Only Marcus Trescothick (34no) provided any solace for England supporters - and even he needed a some early good fortune as Rawalpindi-born 20-year-old left-arm seamer Najaf Shah made it difficult for the batsmen in a spell of two for 16 in nine overs and then former Scottish Saltires medium-pacer Yasir Arafat (three for 23) took three wickets in 12 balls.

Trescothick could only stand in disbelief as five wickets fell for 19 runs at the other end, after England had mustered a comparatively healthy 41 for one at one stage against the new ball.

Andrew Strauss and Michael Vaughan were Najaf's two victims, both beaten by good pieces of bowling as well as their own misjudgements - but after Kevin Pietersen and Paul Collingwood had gone for the addition of only one run, it seemed coach Duncan Fletcher's warning yesterday that batsmen need to learn patience on sub-Continental pitches had failed to sink in.

Strauss was the first casualty when he shouldered arms to a ball from Najaf which held its line to hit off stump from a fuller length than the left-hander had bargained for.

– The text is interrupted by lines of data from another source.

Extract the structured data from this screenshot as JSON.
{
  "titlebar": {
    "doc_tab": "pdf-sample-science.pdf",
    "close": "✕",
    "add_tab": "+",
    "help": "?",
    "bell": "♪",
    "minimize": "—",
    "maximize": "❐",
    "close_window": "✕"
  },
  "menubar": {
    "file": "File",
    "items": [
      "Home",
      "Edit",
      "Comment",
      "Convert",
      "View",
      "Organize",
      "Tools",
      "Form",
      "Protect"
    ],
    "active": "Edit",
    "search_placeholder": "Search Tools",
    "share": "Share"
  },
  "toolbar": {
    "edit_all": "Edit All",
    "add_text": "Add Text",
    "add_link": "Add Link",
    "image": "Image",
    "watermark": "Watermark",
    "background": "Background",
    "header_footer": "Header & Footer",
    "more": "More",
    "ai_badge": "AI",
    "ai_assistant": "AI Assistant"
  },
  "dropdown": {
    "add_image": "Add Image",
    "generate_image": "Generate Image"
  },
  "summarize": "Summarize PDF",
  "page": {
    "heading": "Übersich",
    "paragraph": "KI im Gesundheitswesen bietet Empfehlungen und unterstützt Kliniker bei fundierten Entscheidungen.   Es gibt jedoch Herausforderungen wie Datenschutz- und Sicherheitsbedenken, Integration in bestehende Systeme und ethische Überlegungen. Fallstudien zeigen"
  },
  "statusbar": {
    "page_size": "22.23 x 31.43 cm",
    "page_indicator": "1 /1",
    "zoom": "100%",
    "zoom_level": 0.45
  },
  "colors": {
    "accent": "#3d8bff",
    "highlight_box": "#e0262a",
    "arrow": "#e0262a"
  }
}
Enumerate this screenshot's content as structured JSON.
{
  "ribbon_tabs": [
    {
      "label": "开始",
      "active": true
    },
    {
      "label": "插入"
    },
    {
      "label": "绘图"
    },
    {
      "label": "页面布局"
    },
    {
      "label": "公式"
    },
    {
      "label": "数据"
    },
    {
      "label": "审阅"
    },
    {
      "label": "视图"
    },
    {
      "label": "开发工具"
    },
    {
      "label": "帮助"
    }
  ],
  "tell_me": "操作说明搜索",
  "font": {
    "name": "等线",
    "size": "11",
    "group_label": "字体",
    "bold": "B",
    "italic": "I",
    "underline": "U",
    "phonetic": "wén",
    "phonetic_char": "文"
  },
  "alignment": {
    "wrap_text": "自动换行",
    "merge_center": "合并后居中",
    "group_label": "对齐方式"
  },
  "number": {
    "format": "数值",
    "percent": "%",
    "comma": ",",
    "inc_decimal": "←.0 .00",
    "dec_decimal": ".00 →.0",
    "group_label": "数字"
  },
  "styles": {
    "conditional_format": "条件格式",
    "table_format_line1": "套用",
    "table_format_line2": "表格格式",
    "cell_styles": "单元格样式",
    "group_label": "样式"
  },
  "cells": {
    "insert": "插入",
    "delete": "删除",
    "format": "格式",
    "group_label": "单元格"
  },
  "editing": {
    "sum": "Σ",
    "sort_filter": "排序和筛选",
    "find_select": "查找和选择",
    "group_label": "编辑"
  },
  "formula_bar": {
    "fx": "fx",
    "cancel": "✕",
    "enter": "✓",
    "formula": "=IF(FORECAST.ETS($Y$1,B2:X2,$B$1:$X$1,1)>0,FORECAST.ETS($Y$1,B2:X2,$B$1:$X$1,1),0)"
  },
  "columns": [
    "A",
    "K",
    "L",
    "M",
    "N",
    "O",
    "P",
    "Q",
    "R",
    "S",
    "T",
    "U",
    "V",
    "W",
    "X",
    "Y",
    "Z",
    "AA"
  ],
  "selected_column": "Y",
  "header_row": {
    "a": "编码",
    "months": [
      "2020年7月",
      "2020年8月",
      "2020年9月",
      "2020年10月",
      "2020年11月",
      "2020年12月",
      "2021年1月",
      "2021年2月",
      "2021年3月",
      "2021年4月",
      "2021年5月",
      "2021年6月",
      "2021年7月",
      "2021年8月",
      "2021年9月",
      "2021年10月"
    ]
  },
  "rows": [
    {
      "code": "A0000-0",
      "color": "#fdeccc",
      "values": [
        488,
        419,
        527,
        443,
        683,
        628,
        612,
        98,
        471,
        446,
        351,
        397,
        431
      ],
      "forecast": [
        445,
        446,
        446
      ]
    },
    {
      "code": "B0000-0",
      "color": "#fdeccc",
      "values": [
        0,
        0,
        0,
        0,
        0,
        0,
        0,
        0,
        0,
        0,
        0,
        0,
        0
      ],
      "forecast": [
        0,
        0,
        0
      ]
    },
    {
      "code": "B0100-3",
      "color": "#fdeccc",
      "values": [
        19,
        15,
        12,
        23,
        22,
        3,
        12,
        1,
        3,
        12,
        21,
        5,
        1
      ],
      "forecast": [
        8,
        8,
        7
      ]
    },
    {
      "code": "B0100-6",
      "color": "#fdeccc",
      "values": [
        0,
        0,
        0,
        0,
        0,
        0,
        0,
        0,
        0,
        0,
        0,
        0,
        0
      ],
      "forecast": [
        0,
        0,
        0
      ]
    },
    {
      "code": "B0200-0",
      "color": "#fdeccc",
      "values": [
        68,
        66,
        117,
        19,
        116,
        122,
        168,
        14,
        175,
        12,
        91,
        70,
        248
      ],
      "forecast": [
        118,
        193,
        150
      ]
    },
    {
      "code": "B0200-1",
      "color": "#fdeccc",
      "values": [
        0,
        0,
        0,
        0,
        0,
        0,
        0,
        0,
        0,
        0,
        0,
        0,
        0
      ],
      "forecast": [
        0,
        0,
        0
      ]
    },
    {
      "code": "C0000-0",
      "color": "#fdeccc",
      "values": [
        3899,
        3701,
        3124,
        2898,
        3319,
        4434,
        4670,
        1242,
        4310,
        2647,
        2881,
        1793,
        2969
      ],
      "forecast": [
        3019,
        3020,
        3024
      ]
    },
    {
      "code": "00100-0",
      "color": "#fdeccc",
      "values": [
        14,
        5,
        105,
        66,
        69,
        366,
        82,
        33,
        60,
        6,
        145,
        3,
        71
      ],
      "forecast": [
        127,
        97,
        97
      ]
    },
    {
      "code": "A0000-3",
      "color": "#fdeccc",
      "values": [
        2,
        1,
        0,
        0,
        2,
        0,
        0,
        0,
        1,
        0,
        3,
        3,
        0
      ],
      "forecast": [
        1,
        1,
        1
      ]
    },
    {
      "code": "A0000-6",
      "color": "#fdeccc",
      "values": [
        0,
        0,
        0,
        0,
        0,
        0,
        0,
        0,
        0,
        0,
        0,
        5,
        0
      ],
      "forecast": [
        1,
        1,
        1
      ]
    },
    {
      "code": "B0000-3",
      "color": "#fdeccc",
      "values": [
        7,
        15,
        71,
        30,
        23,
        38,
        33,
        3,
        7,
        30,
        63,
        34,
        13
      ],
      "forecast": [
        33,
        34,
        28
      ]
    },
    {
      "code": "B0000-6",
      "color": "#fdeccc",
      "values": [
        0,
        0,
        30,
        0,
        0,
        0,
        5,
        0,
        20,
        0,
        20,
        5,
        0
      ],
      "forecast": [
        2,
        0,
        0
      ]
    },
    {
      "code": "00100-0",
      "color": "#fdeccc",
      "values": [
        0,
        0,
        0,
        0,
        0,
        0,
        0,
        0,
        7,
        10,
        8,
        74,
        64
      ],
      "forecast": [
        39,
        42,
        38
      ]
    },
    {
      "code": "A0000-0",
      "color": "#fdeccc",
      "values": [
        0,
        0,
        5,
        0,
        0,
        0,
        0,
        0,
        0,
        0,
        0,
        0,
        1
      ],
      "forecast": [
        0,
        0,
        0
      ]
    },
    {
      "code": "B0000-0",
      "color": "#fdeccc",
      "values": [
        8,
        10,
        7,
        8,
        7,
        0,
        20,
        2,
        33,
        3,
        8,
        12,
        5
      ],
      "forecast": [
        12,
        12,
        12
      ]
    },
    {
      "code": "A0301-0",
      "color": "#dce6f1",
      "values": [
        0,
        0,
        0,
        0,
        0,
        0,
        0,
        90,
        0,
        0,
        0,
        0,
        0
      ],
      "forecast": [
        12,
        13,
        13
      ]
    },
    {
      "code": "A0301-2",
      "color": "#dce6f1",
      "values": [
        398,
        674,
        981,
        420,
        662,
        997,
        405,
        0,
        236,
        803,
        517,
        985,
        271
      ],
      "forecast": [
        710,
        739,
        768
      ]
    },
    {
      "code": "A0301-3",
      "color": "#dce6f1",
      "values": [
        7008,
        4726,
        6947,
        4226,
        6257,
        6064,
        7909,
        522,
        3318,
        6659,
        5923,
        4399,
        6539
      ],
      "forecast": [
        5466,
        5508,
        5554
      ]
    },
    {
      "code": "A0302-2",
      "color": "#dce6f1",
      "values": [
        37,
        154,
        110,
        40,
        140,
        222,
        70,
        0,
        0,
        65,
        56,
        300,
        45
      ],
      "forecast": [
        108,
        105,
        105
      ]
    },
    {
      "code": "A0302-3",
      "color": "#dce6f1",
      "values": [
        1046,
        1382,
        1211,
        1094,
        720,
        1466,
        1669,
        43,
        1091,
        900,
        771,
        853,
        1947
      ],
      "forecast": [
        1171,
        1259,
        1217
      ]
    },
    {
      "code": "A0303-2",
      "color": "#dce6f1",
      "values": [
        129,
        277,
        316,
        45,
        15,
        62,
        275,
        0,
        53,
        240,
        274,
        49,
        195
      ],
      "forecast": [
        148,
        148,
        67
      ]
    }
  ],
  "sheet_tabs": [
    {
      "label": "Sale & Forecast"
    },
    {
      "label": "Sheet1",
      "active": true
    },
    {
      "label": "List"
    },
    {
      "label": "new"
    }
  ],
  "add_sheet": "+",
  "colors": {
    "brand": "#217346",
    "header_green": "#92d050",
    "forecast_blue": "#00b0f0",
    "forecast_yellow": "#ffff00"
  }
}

Both Vaughan and Trescothick then had close calls, the captain very nearly caught in front on the back foot on three by Najaf and his partner sparring an edge past third slip down to third man off Mohammad Irshad when he had just two more runs to his name.

Trescothick had another lbw scare on 10 when like Strauss earlier he played no shot to the wrong Najaf delivery but was adjudged not out to a ball which struck his front pad.

When Irshad was replaced at the Murree End by Arafat, Trescothick greeted the first change with a flat-batted cover-drive for four first ball.

But the Somerset left-hander soon found himself fighting a lone battle to rescue a worthwhile total for England.

A re-run of Vaughan's earlier scare against Najaf this time saw the finger raised when he was trapped on the crease.

Pietersen reacted to the arrival of Yasir Ali in place of Najaf at the pavilion end by spearing a drive on the up to be caught at gully off the new bowler's third delivery - and Collingwood went for a duck when he under-edged a pull at Arafat on to his middle-stump, from a ball which might have been better met by a backward-defensive bat.

Ian Bell, coming in two places lower than he had in last summer's Ashes, fared little better and became the fifth of six English batsmen to register a single-figure score when Arafat swung a full-length ball between bat and pad to beat the defence and disturb middle-stump again.

Geraint Jones appeared to get some bat on a similar Arafat delivery - but not enough to keep his stumps intact, leaving opener Trescothick batting with the tail after only 26 overs at the crease.